Kleimeier, N. F., Abplanalp, M. J., Johnson, R. N., Gozem, S., Wandishin, J., Shingledecker, C. N., et al. (2021). Cyclopropenone (c-C₃H₂O) as a Tracer of the nonequilibrium chemistry mediated by galactic cosmic rays in interstellar ices. The Astrophysical Journal, 911(1): 24. doi:10.3847/1538-4357/abdec3.

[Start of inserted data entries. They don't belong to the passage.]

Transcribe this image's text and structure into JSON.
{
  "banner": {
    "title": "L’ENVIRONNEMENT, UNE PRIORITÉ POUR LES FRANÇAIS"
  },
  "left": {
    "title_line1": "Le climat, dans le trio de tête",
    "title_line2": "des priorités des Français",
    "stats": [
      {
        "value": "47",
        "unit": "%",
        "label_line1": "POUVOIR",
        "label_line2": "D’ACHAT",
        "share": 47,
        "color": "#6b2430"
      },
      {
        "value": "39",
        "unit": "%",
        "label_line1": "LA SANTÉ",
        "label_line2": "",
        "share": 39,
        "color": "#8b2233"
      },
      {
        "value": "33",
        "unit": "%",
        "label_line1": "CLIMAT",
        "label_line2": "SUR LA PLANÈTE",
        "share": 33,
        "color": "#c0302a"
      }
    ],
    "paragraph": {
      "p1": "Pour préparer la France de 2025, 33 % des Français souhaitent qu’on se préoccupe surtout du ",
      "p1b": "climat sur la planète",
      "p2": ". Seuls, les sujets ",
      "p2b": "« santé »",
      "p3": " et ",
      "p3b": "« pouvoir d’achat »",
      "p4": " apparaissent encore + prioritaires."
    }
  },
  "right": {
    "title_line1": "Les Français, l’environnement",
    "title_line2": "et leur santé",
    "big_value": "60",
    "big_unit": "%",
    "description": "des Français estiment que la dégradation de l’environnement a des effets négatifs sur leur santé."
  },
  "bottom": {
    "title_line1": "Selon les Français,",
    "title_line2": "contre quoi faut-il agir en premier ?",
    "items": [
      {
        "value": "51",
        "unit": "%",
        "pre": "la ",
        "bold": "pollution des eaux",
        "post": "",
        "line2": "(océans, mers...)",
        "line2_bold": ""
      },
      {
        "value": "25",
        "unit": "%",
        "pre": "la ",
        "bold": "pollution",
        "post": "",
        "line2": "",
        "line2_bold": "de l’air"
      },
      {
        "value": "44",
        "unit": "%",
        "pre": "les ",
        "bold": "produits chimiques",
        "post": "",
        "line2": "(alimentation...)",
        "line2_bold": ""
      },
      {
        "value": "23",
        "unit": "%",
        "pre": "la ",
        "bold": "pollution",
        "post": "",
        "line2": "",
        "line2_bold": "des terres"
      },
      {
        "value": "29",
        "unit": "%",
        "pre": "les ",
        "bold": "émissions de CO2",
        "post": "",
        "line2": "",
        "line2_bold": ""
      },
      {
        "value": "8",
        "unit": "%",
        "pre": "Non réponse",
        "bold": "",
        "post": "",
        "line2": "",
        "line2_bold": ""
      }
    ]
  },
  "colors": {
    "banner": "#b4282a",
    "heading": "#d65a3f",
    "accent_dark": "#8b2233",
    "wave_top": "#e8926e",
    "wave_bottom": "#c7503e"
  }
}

Cite as: https://hdl.handle.net/21.11116/0000-0008-FE91-6

Abstract

While gas-phase astrochemical reaction networks nicely replicate the abundance of hydrogen-deficient organics like linear cyanopolyynes, pathways to complex organic molecules (COMs)—organic molecules with six or more atoms—have not been completely understood, with gas-phase models often significantly underestimating fractional abundances of the astronomically observed organics by orders of magnitude. Here, by exploiting cyclopropenone (c-C₃H₂O) as a tracer, laboratory experiments on the processing of an ice mixture of acetylene(C₂H₂) and carbon monoxide (CO) by energetic electrons coupled with astrochemical model simulations expose a previously poorly explored reaction class leading to COMs via galactic cosmic-ray-mediated nonequilibrium chemistry. These processes occur within interstellar ices at ultralow temperatures, but not through traditional radical–radical pathways on grain surfaces in the warm-up phase of the ices as hypothesized for the last decades, but more likely through barrierless excited state reactions during the irradiation.